Now, there is probably a div or something below the menu, and you’ll need to make sure that it, also, specifies position: relative.
I think that’ll be enough for you to work with to get it into your code.
Issues fixed………
You should check your code under IE6 (http://design.jonathanstegall.com/css/iedropdownbug.html):
the dropdown will not come down. If you make it come down (display: block;), the ‘select’ will be displayed above the dropdown.
Nice and compact solution. Can’t believe that I need to set both of them as relative (thought that it’s the default and it should know by itself) Works perfect on IE7 for me. IE8 doesn’t have this problem.
Thanks again.
Thanks a lot! your code just saved me.
THANK YOU!!!
Thank you!!!! just saved me a lot of work hours
Worked like a charm ๐ Eternally grateful!
[…] http://jonathanstegall.com/2009/01/15/ie-z-index-bug-with-css-dropdown-menu/ […]
perfect, you saved me to
Thanks, this has solved my problem ๐
Sorry, but for my doesn’t work. I’ve put “position: relative;” to 2 divs (let them be content and subnav). What this solution does is just to push my content div down and show only the subnav. What’s the problem?
THANKS a bunch! It worked for me even in IE6 (using Java). THANKS THANKS THANKS THANKS THANKS THANKS!!!
You rock!
Sweet! I have been searching for a simple/elegant solution for this for weeks! Thank you for your advice, it worked exceptionally well!
Thanks! Fix worked in custom Ning css, even in IE6.
Excellent, you’ve saved my life!
What if the select content is from the external plugin, where I wont be able to add a z-index property!
Thank you!! Saved me pulling out any more hair.
Hi, thanks for your post, it gives me some courage back.
But it still doesn’t work for me.
Inside your “container” div I have some absolute divs, and they still appear over my dropdown div.
Any ideas?
Thanks again!
Davide
Add me to the list of people praising you – that it’s such a simple solution makes it all the better.
You have absolutely NO IDEA !!!!!! how you have saved our BACON, this fix is brilliant and was driving me nuts !! Thanks mate
What a life saver, my head has been battered for 2 days trying to figure this one out.
Many, many thanks!
Thanks for this article. You really help me out.
What Chad and Darren said.
Seriously, thank you.
I still had the same problem with a mega menu appearing behind the table even after I tried this solution and resolved it by setting the table z-index: -1 works in IE7 and Firefox a treat.

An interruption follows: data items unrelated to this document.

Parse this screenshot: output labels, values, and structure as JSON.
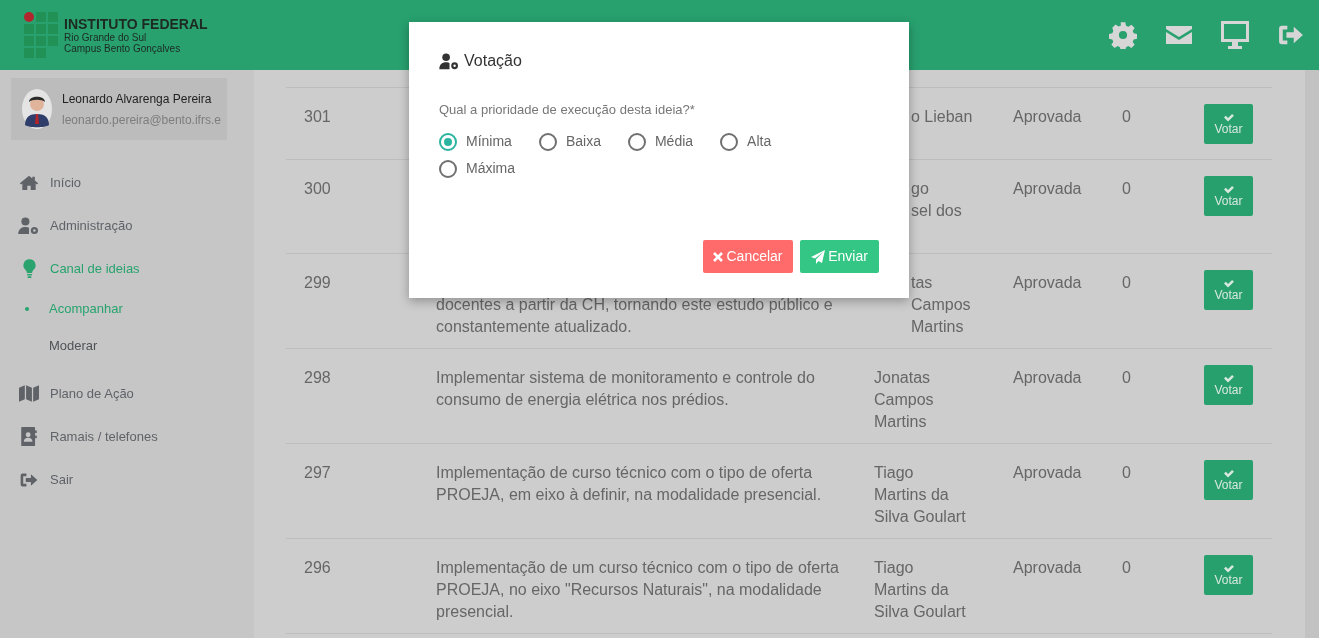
{
  "header": {
    "logo_title": "INSTITUTO FEDERAL",
    "logo_lines": [
      "Rio Grande do Sul",
      "Campus Bento Gonçalves"
    ]
  },
  "user": {
    "name": "Leonardo Alvarenga Pereira",
    "email": "leonardo.pereira@bento.ifrs.e"
  },
  "sidebar": {
    "items": [
      {
        "label": "Início",
        "selected": false
      },
      {
        "label": "Administração",
        "selected": false
      },
      {
        "label": "Canal de ideias",
        "selected": true,
        "children": [
          {
            "label": "Acompanhar",
            "selected": true
          },
          {
            "label": "Moderar",
            "selected": false
          }
        ]
      },
      {
        "label": "Plano de Ação",
        "selected": false
      },
      {
        "label": "Ramais / telefones",
        "selected": false
      },
      {
        "label": "Sair",
        "selected": false
      }
    ]
  },
  "table": {
    "rows": [
      {
        "id": "301",
        "description": "",
        "author": "o Lieban",
        "author_partly_covered": true,
        "status": "Aprovada",
        "votes": "0",
        "action": "Votar"
      },
      {
        "id": "300",
        "description": "",
        "author": "go\nsel dos",
        "author_partly_covered": true,
        "status": "Aprovada",
        "votes": "0",
        "action": "Votar"
      },
      {
        "id": "299",
        "description": "docentes a partir da CH, tornando este estudo público e constantemente atualizado.",
        "description_partly_covered": true,
        "author": "tas\nCampos\nMartins",
        "author_partly_covered": true,
        "status": "Aprovada",
        "votes": "0",
        "action": "Votar"
      },
      {
        "id": "298",
        "description": "Implementar sistema de monitoramento e controle do consumo de energia elétrica nos prédios.",
        "author": "Jonatas\nCampos\nMartins",
        "status": "Aprovada",
        "votes": "0",
        "action": "Votar"
      },
      {
        "id": "297",
        "description": "Implementação de curso técnico com o tipo de oferta PROEJA, em eixo à definir, na modalidade presencial.",
        "author": "Tiago\nMartins da\nSilva Goulart",
        "status": "Aprovada",
        "votes": "0",
        "action": "Votar"
      },
      {
        "id": "296",
        "description": "Implementação de um curso técnico com o tipo de oferta PROEJA, no eixo \"Recursos Naturais\", na modalidade presencial.",
        "author": "Tiago\nMartins da\nSilva Goulart",
        "status": "Aprovada",
        "votes": "0",
        "action": "Votar"
      }
    ]
  },
  "dialog": {
    "title": "Votação",
    "question": "Qual a prioridade de execução desta ideia?*",
    "options": [
      {
        "label": "Mínima",
        "selected": true
      },
      {
        "label": "Baixa",
        "selected": false
      },
      {
        "label": "Média",
        "selected": false
      },
      {
        "label": "Alta",
        "selected": false
      },
      {
        "label": "Máxima",
        "selected": false
      }
    ],
    "buttons": [
      {
        "label": "Cancelar",
        "kind": "cancel"
      },
      {
        "label": "Enviar",
        "kind": "submit"
      }
    ]
  }
}
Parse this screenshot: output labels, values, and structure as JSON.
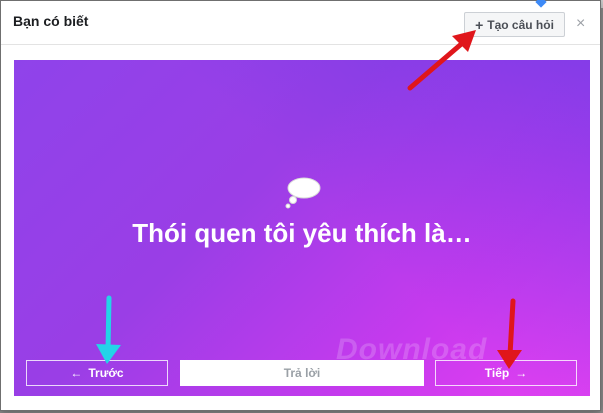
{
  "dialog": {
    "title": "Bạn có biết",
    "create_button": "Tạo câu hỏi",
    "close_symbol": "×"
  },
  "card": {
    "question": "Thói quen tôi yêu thích là…",
    "gradient": [
      "#8f43ea",
      "#e640f2"
    ]
  },
  "nav": {
    "prev_label": "Trước",
    "answer_label": "Trả lời",
    "next_label": "Tiếp"
  },
  "watermark": "Download",
  "annotation_colors": {
    "red_arrow": "#e0161b",
    "cyan_arrow": "#23d4e8"
  }
}
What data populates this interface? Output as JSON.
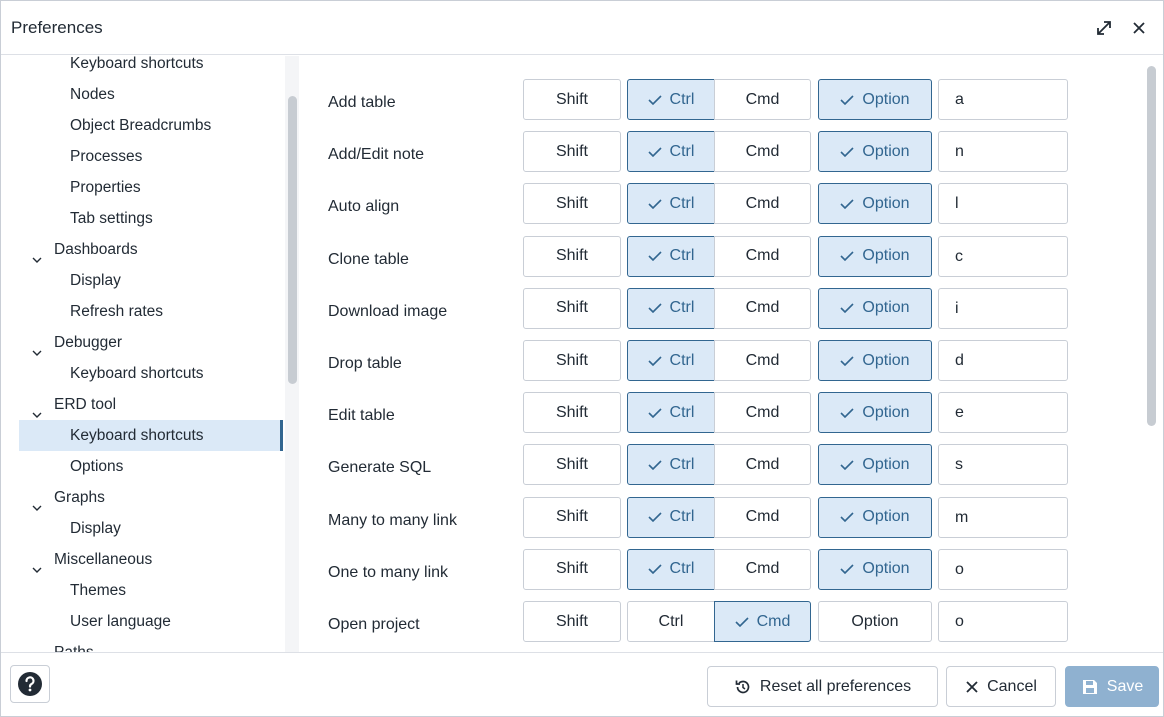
{
  "dialog": {
    "title": "Preferences"
  },
  "sidebar": {
    "items": [
      {
        "label": "Keyboard shortcuts",
        "kind": "child"
      },
      {
        "label": "Nodes",
        "kind": "child"
      },
      {
        "label": "Object Breadcrumbs",
        "kind": "child"
      },
      {
        "label": "Processes",
        "kind": "child"
      },
      {
        "label": "Properties",
        "kind": "child"
      },
      {
        "label": "Tab settings",
        "kind": "child"
      },
      {
        "label": "Dashboards",
        "kind": "parent"
      },
      {
        "label": "Display",
        "kind": "child"
      },
      {
        "label": "Refresh rates",
        "kind": "child"
      },
      {
        "label": "Debugger",
        "kind": "parent"
      },
      {
        "label": "Keyboard shortcuts",
        "kind": "child"
      },
      {
        "label": "ERD tool",
        "kind": "parent"
      },
      {
        "label": "Keyboard shortcuts",
        "kind": "child",
        "selected": true
      },
      {
        "label": "Options",
        "kind": "child"
      },
      {
        "label": "Graphs",
        "kind": "parent"
      },
      {
        "label": "Display",
        "kind": "child"
      },
      {
        "label": "Miscellaneous",
        "kind": "parent"
      },
      {
        "label": "Themes",
        "kind": "child"
      },
      {
        "label": "User language",
        "kind": "child"
      },
      {
        "label": "Paths",
        "kind": "parent"
      }
    ]
  },
  "modifiers": {
    "shift": "Shift",
    "ctrl": "Ctrl",
    "cmd": "Cmd",
    "option": "Option"
  },
  "shortcuts": [
    {
      "label": "Add table",
      "shift": false,
      "ctrl": true,
      "cmd": false,
      "option": true,
      "key": "a"
    },
    {
      "label": "Add/Edit note",
      "shift": false,
      "ctrl": true,
      "cmd": false,
      "option": true,
      "key": "n"
    },
    {
      "label": "Auto align",
      "shift": false,
      "ctrl": true,
      "cmd": false,
      "option": true,
      "key": "l"
    },
    {
      "label": "Clone table",
      "shift": false,
      "ctrl": true,
      "cmd": false,
      "option": true,
      "key": "c"
    },
    {
      "label": "Download image",
      "shift": false,
      "ctrl": true,
      "cmd": false,
      "option": true,
      "key": "i"
    },
    {
      "label": "Drop table",
      "shift": false,
      "ctrl": true,
      "cmd": false,
      "option": true,
      "key": "d"
    },
    {
      "label": "Edit table",
      "shift": false,
      "ctrl": true,
      "cmd": false,
      "option": true,
      "key": "e"
    },
    {
      "label": "Generate SQL",
      "shift": false,
      "ctrl": true,
      "cmd": false,
      "option": true,
      "key": "s"
    },
    {
      "label": "Many to many link",
      "shift": false,
      "ctrl": true,
      "cmd": false,
      "option": true,
      "key": "m"
    },
    {
      "label": "One to many link",
      "shift": false,
      "ctrl": true,
      "cmd": false,
      "option": true,
      "key": "o"
    },
    {
      "label": "Open project",
      "shift": false,
      "ctrl": false,
      "cmd": true,
      "option": false,
      "key": "o"
    }
  ],
  "footer": {
    "reset_label": "Reset all preferences",
    "cancel_label": "Cancel",
    "save_label": "Save"
  },
  "colors": {
    "accent": "#326690",
    "checked_bg": "#dbe9f7",
    "save_disabled": "#8fb1d0"
  }
}
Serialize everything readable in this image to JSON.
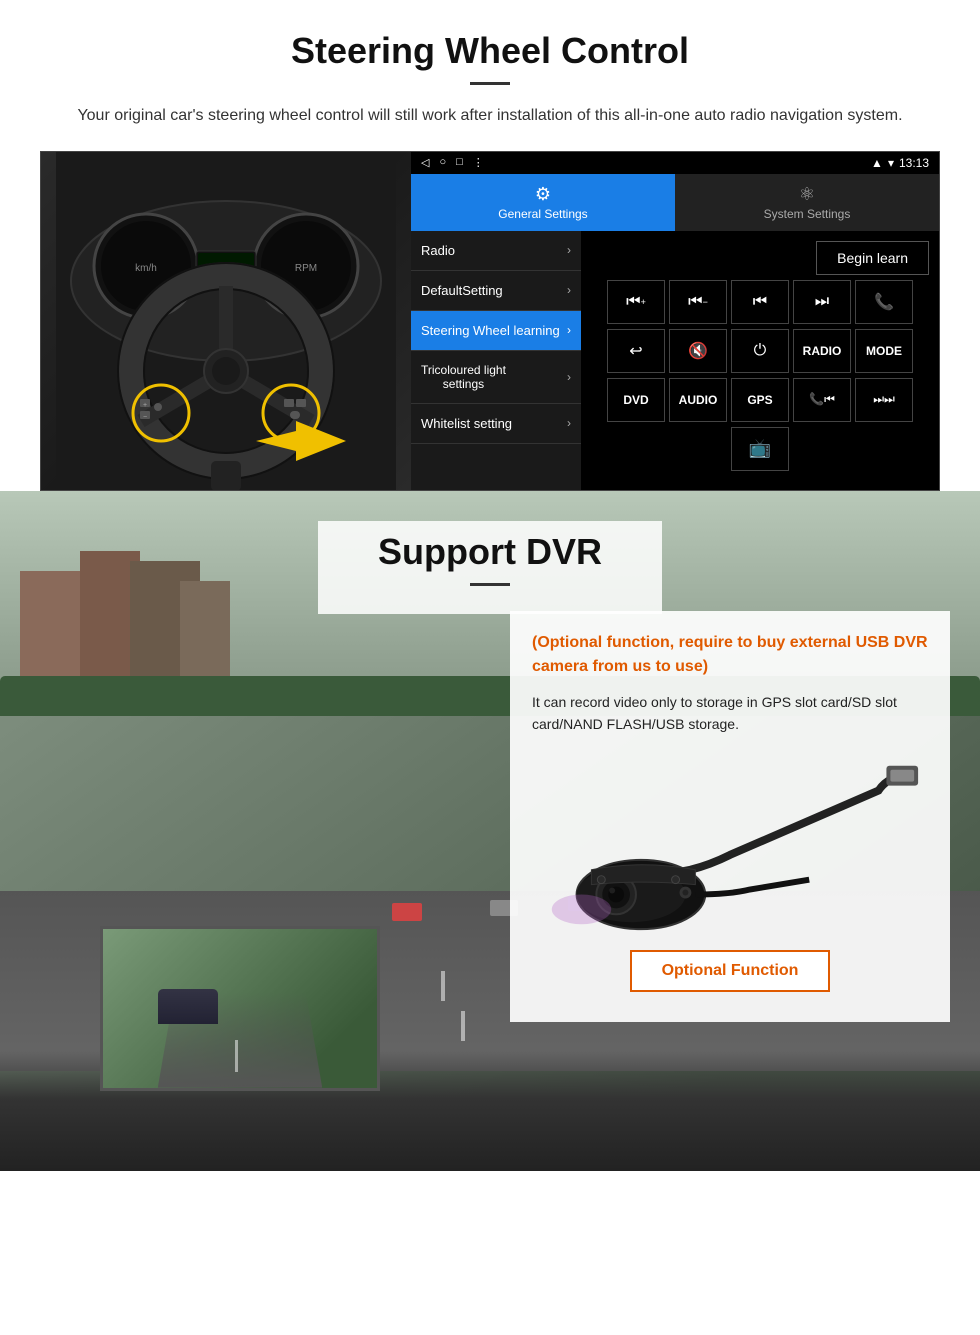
{
  "steering": {
    "title": "Steering Wheel Control",
    "subtitle": "Your original car's steering wheel control will still work after installation of this all-in-one auto radio navigation system.",
    "statusbar": {
      "nav_back": "◁",
      "nav_home": "○",
      "nav_square": "□",
      "nav_dots": "⋮",
      "time": "13:13",
      "signal": "▾",
      "wifi": "▾"
    },
    "tabs": [
      {
        "id": "general",
        "icon": "⚙",
        "label": "General Settings",
        "active": true
      },
      {
        "id": "system",
        "icon": "⚛",
        "label": "System Settings",
        "active": false
      }
    ],
    "menu": [
      {
        "id": "radio",
        "label": "Radio",
        "active": false
      },
      {
        "id": "default",
        "label": "DefaultSetting",
        "active": false
      },
      {
        "id": "steering",
        "label": "Steering Wheel learning",
        "active": true
      },
      {
        "id": "tricoloured",
        "label": "Tricoloured light settings",
        "active": false
      },
      {
        "id": "whitelist",
        "label": "Whitelist setting",
        "active": false
      }
    ],
    "begin_learn": "Begin learn",
    "control_rows": [
      [
        "⏮+",
        "⏮−",
        "⏮⏮",
        "⏭⏭",
        "📞"
      ],
      [
        "↩",
        "🔇",
        "⏻",
        "RADIO",
        "MODE"
      ],
      [
        "DVD",
        "AUDIO",
        "GPS",
        "📞⏮",
        "⏭⏭"
      ]
    ],
    "extra_btn": "📺"
  },
  "dvr": {
    "title": "Support DVR",
    "optional_text": "(Optional function, require to buy external USB DVR camera from us to use)",
    "description": "It can record video only to storage in GPS slot card/SD slot card/NAND FLASH/USB storage.",
    "optional_function_btn": "Optional Function"
  }
}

Thank you! You saved me lots of time and frustration!!!!
THANK YOU! After searching for a couple hours over the Internet, I finally found the magic keywords in Google to pull up your page. This solved my issue. I thought I was going to waste the whole day on this. Thanks again!
Brilliant post, exactly what I needed! Thanks!
Thanks for this!!! I wasted many hours with convoluted solutions involving javascript functions to reorder the entire page. So glad I finally stumbled across this page. Perfect solution for IE 6 & 7! Kudos!
Thank you, thank you, thank you… after pulling my hair out for hours trying to figure our why changing only the z-index was only fixing it for firefox, chrome and every other browser, the missing piece of the jigsaw has been found.. position:relative, so obvious now.
Cheers
Ian
Single most useful blog post I’ve read in a long time!
Thank you so much. It’s take me out this problem. “Simple is best Solution”
I used your solution for my menu and now it works in IE7 and IE6. Thanks a lot!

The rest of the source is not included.